Whilst having a stringent, forward-thinking business development plan is critical, ensuring it is compatible with your personal values and ideals ensures its viability and success.
The resources of any boutique law firm are limited, whether it be pertaining to time, money, effort or enthusiasm. In light of this, Sue-Ella Prodonovich submits, a legal practice leader’s business development plan helps keep the boutique firm on track for the long haul and not get too distracted by peaks and troughs.
Speaking to Lawyers Weekly, Ms Prodonovich – who is the principal of Prodonovich Advisory – said that BD plans don’t have to be a “concrete caste” – a good plan, she noted, will provide a framework and parameters so that one knows when to flex.
“It’ll give you options that still fit with your vision, not a straightjacket that binds you to the past,” she noted.
What is fundamental, however, is that one’s BD plan be compatible with the personality of that boutique firm leader, Ms Prodonovich argued.
“It’s important because to maintain a consistent focus, especially in these times, you need to enjoy what you are doing. So often, business development activities cross over into your personal life and time. The benefit of having BD activities that fit with your personality is that you won’t resent the blurred boundaries between your professional and personal life,” she explained.
“This is still a people business – especially for boutique firms that rely much more on the expertise of individuals. In my experience people are attracted to working with people who enjoy what they do and who they work with.”
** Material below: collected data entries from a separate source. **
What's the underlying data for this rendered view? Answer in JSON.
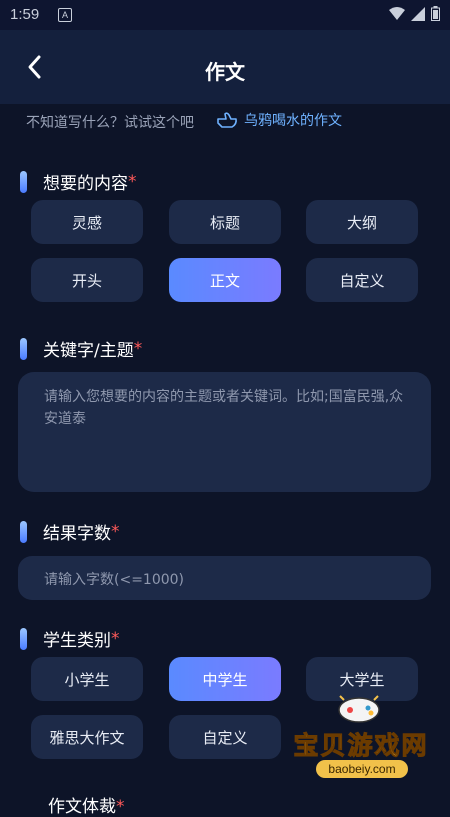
{
  "status": {
    "time": "1:59"
  },
  "header": {
    "title": "作文"
  },
  "hint": {
    "text": "不知道写什么？试试这个吧",
    "link_label": "乌鸦喝水的作文"
  },
  "sections": {
    "content": {
      "label": "想要的内容",
      "required": "*",
      "options": [
        "灵感",
        "标题",
        "大纲",
        "开头",
        "正文",
        "自定义"
      ],
      "selected": "正文"
    },
    "keywords": {
      "label": "关键字/主题",
      "required": "*",
      "placeholder": "请输入您想要的内容的主题或者关键词。比如;国富民强,众安道泰"
    },
    "wordcount": {
      "label": "结果字数",
      "required": "*",
      "placeholder": "请输入字数(<=1000)"
    },
    "student": {
      "label": "学生类别",
      "required": "*",
      "options": [
        "小学生",
        "中学生",
        "大学生",
        "雅思大作文",
        "自定义"
      ],
      "selected": "中学生"
    },
    "next": {
      "label": "作文体裁",
      "required": "*"
    }
  },
  "watermark": {
    "text": "宝贝游戏网",
    "url": "baobeiy.com"
  },
  "colors": {
    "background": "#0d1428",
    "surface": "#1d2a48",
    "accent": "#5a8aff",
    "required": "#ff5a5a",
    "link": "#6fb2ff"
  }
}
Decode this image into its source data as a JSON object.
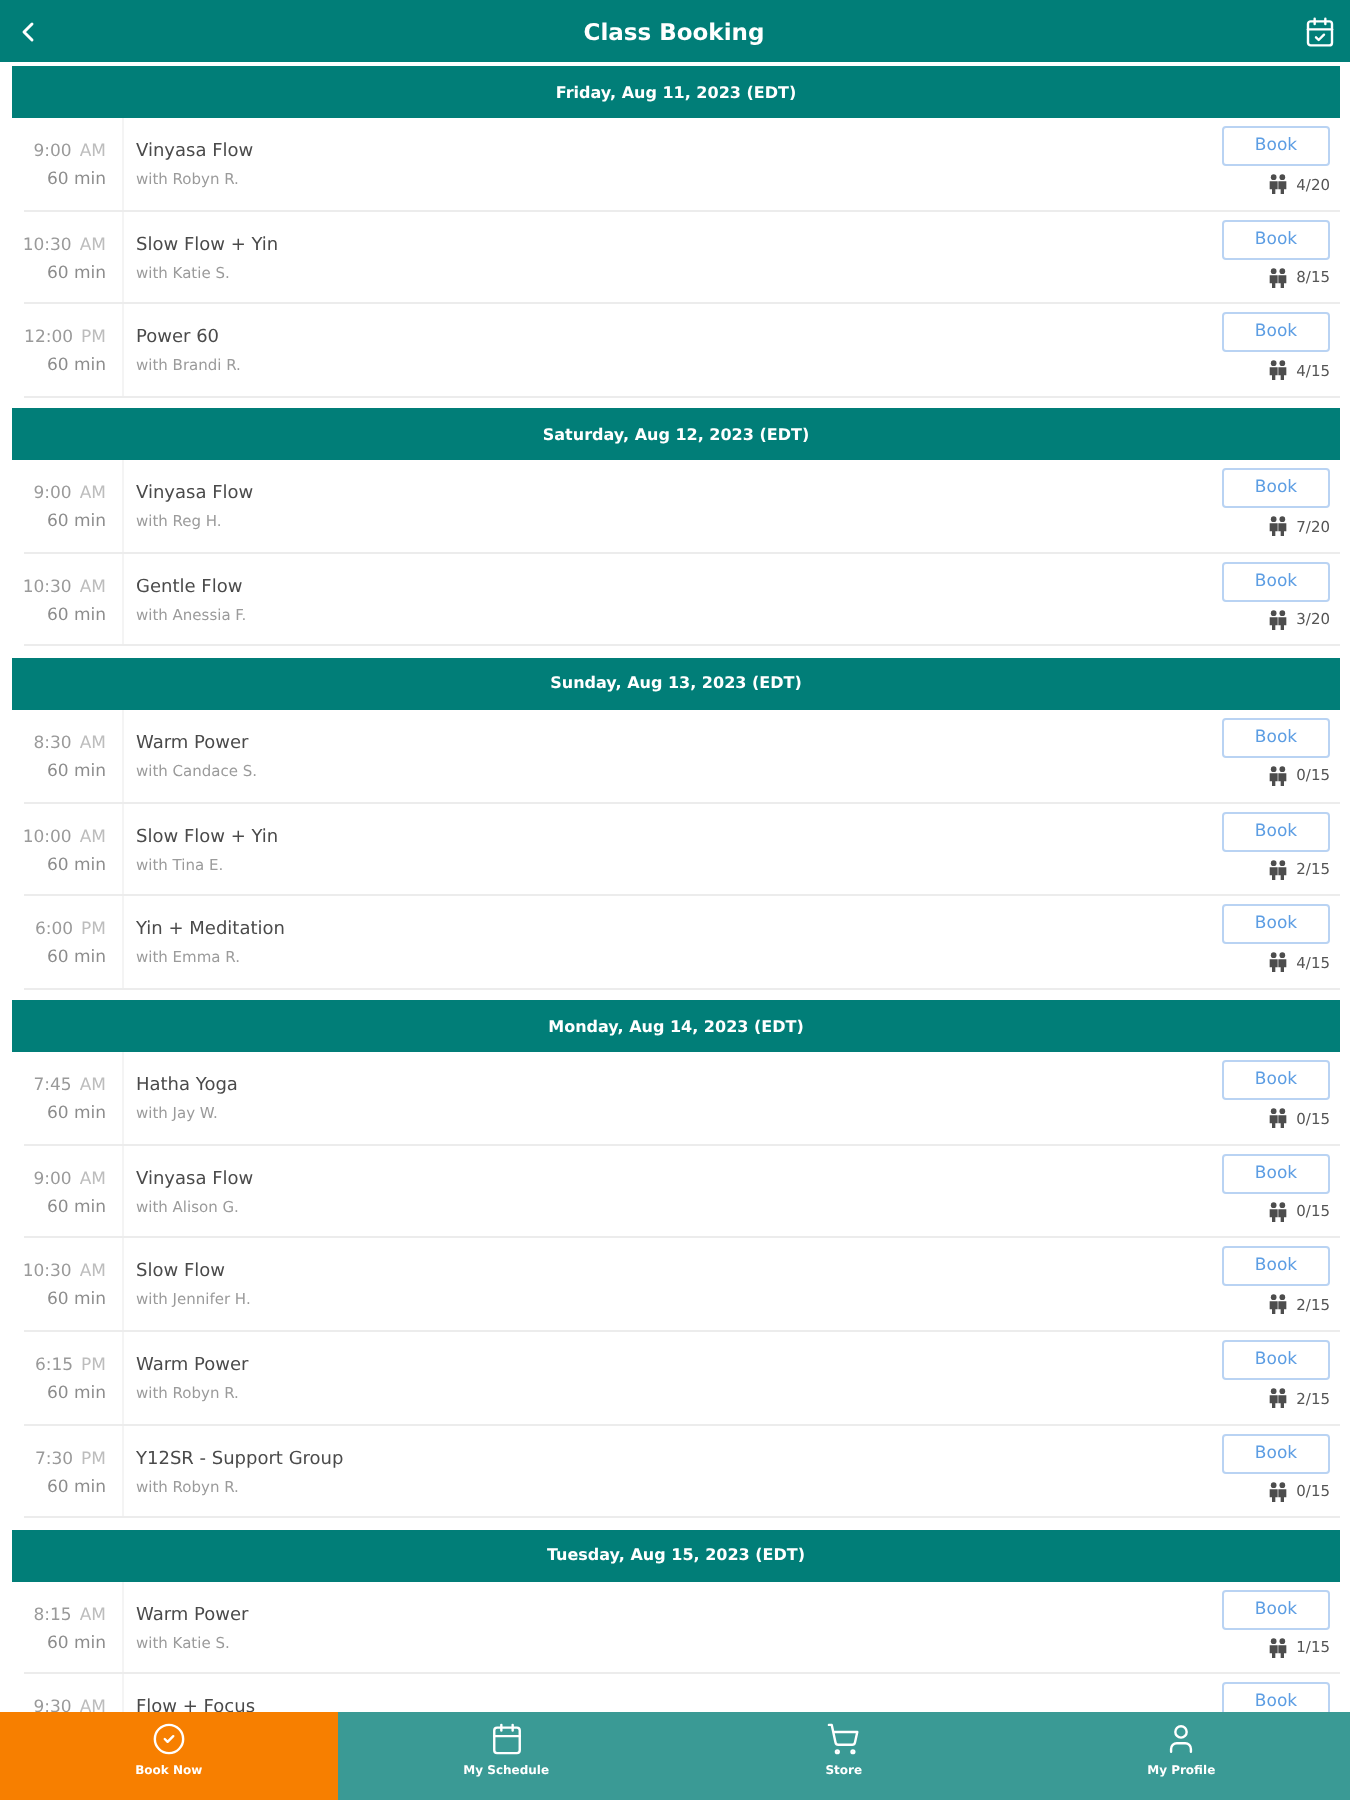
{
  "top_bar": {
    "title": "Class Booking"
  },
  "days": [
    {
      "date": "Friday, Aug 11, 2023 (EDT)",
      "classes": [
        {
          "time": "9:00",
          "period": "AM",
          "duration": "60 min",
          "name": "Vinyasa Flow",
          "instructor": "with Robyn R.",
          "button": "Book",
          "spots": "4/20"
        },
        {
          "time": "10:30",
          "period": "AM",
          "duration": "60 min",
          "name": "Slow Flow + Yin",
          "instructor": "with Katie S.",
          "button": "Book",
          "spots": "8/15"
        },
        {
          "time": "12:00",
          "period": "PM",
          "duration": "60 min",
          "name": "Power 60",
          "instructor": "with Brandi R.",
          "button": "Book",
          "spots": "4/15"
        }
      ]
    },
    {
      "date": "Saturday, Aug 12, 2023 (EDT)",
      "classes": [
        {
          "time": "9:00",
          "period": "AM",
          "duration": "60 min",
          "name": "Vinyasa Flow",
          "instructor": "with Reg H.",
          "button": "Book",
          "spots": "7/20"
        },
        {
          "time": "10:30",
          "period": "AM",
          "duration": "60 min",
          "name": "Gentle Flow",
          "instructor": "with Anessia F.",
          "button": "Book",
          "spots": "3/20"
        }
      ]
    },
    {
      "date": "Sunday, Aug 13, 2023 (EDT)",
      "classes": [
        {
          "time": "8:30",
          "period": "AM",
          "duration": "60 min",
          "name": "Warm Power",
          "instructor": "with Candace S.",
          "button": "Book",
          "spots": "0/15"
        },
        {
          "time": "10:00",
          "period": "AM",
          "duration": "60 min",
          "name": "Slow Flow + Yin",
          "instructor": "with Tina E.",
          "button": "Book",
          "spots": "2/15"
        },
        {
          "time": "6:00",
          "period": "PM",
          "duration": "60 min",
          "name": "Yin + Meditation",
          "instructor": "with Emma R.",
          "button": "Book",
          "spots": "4/15"
        }
      ]
    },
    {
      "date": "Monday, Aug 14, 2023 (EDT)",
      "classes": [
        {
          "time": "7:45",
          "period": "AM",
          "duration": "60 min",
          "name": "Hatha Yoga",
          "instructor": "with Jay W.",
          "button": "Book",
          "spots": "0/15"
        },
        {
          "time": "9:00",
          "period": "AM",
          "duration": "60 min",
          "name": "Vinyasa Flow",
          "instructor": "with Alison G.",
          "button": "Book",
          "spots": "0/15"
        },
        {
          "time": "10:30",
          "period": "AM",
          "duration": "60 min",
          "name": "Slow Flow",
          "instructor": "with Jennifer H.",
          "button": "Book",
          "spots": "2/15"
        },
        {
          "time": "6:15",
          "period": "PM",
          "duration": "60 min",
          "name": "Warm Power",
          "instructor": "with Robyn R.",
          "button": "Book",
          "spots": "2/15"
        },
        {
          "time": "7:30",
          "period": "PM",
          "duration": "60 min",
          "name": "Y12SR - Support Group",
          "instructor": "with Robyn R.",
          "button": "Book",
          "spots": "0/15"
        }
      ]
    },
    {
      "date": "Tuesday, Aug 15, 2023 (EDT)",
      "classes": [
        {
          "time": "8:15",
          "period": "AM",
          "duration": "60 min",
          "name": "Warm Power",
          "instructor": "with Katie S.",
          "button": "Book",
          "spots": "1/15"
        },
        {
          "time": "9:30",
          "period": "AM",
          "name": "Flow + Focus",
          "button": "Book"
        }
      ]
    }
  ],
  "nav": [
    {
      "label": "Book Now",
      "selected": true
    },
    {
      "label": "My Schedule",
      "selected": false
    },
    {
      "label": "Store",
      "selected": false
    },
    {
      "label": "My Profile",
      "selected": false
    }
  ]
}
A boutique firm leader is more likely, Ms Prodonovich continued, to “continue doing something that aligns with your personal style and values – and people are attracted to people who are like them”.
“It’s a faster route to building trusted relationships,” she surmised.
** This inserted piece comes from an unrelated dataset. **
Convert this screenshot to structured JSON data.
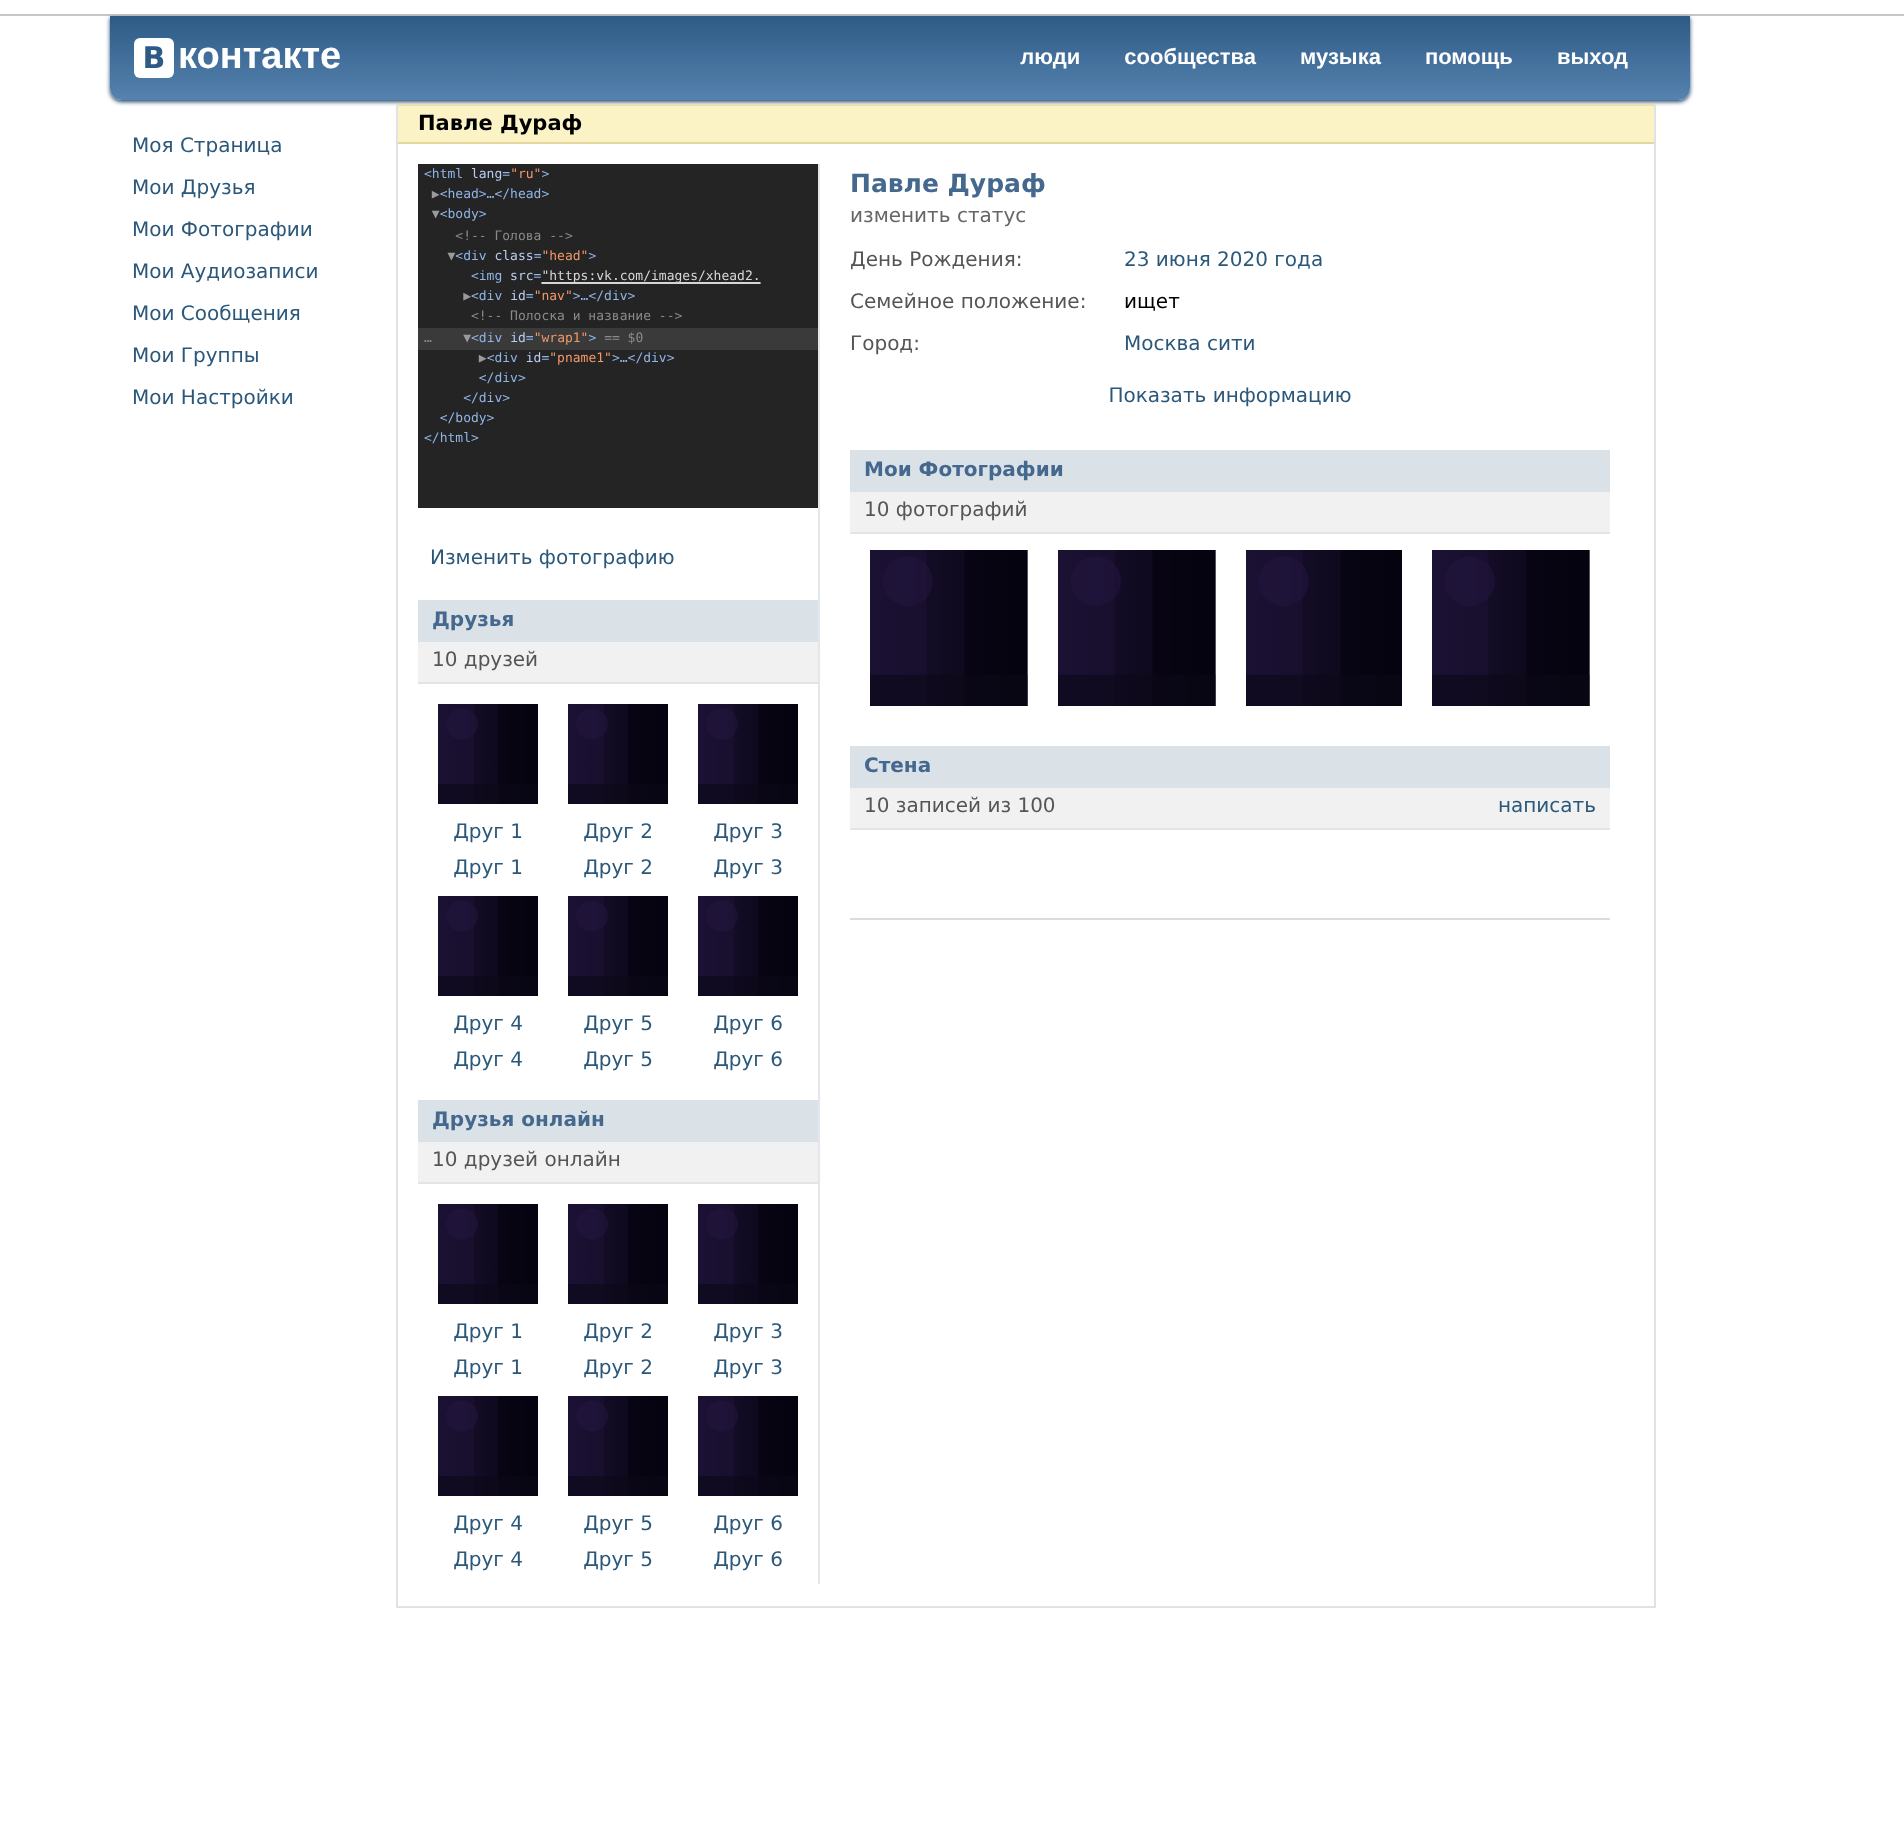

“So, if you’d rather stick pins in your eyes than go to a networking event then don’t go. Find something else that demonstrates your expertise.”
This strategy becomes even more pertinent, she added, in the age of coronavirus.
“In times of uncertainty or anxiousness, we need people around us who we actually look forward to speaking with. The conversations with clients and colleagues who are also friends [are] good for the brain. It [helps stop] one spiralling into a more stressful situation,” she said.
Those who fail to develop a BD plan in alignment with their personality risk resenting the daily grind of legal practice, and things will not get done, Ms Prodonovich warned.
“It’ll take you twice as long or you’ll find [workarounds] that never quite do the job properly. In a nutshell you’ll waste your time or you’ll tick a box and won’t be too happy for it!” she said.
“Consider the personal attributes and ways of doing business of your client and your team. Some firms use personal profile assessment which can be an excellent start in understanding communication styles and what makes people tick.”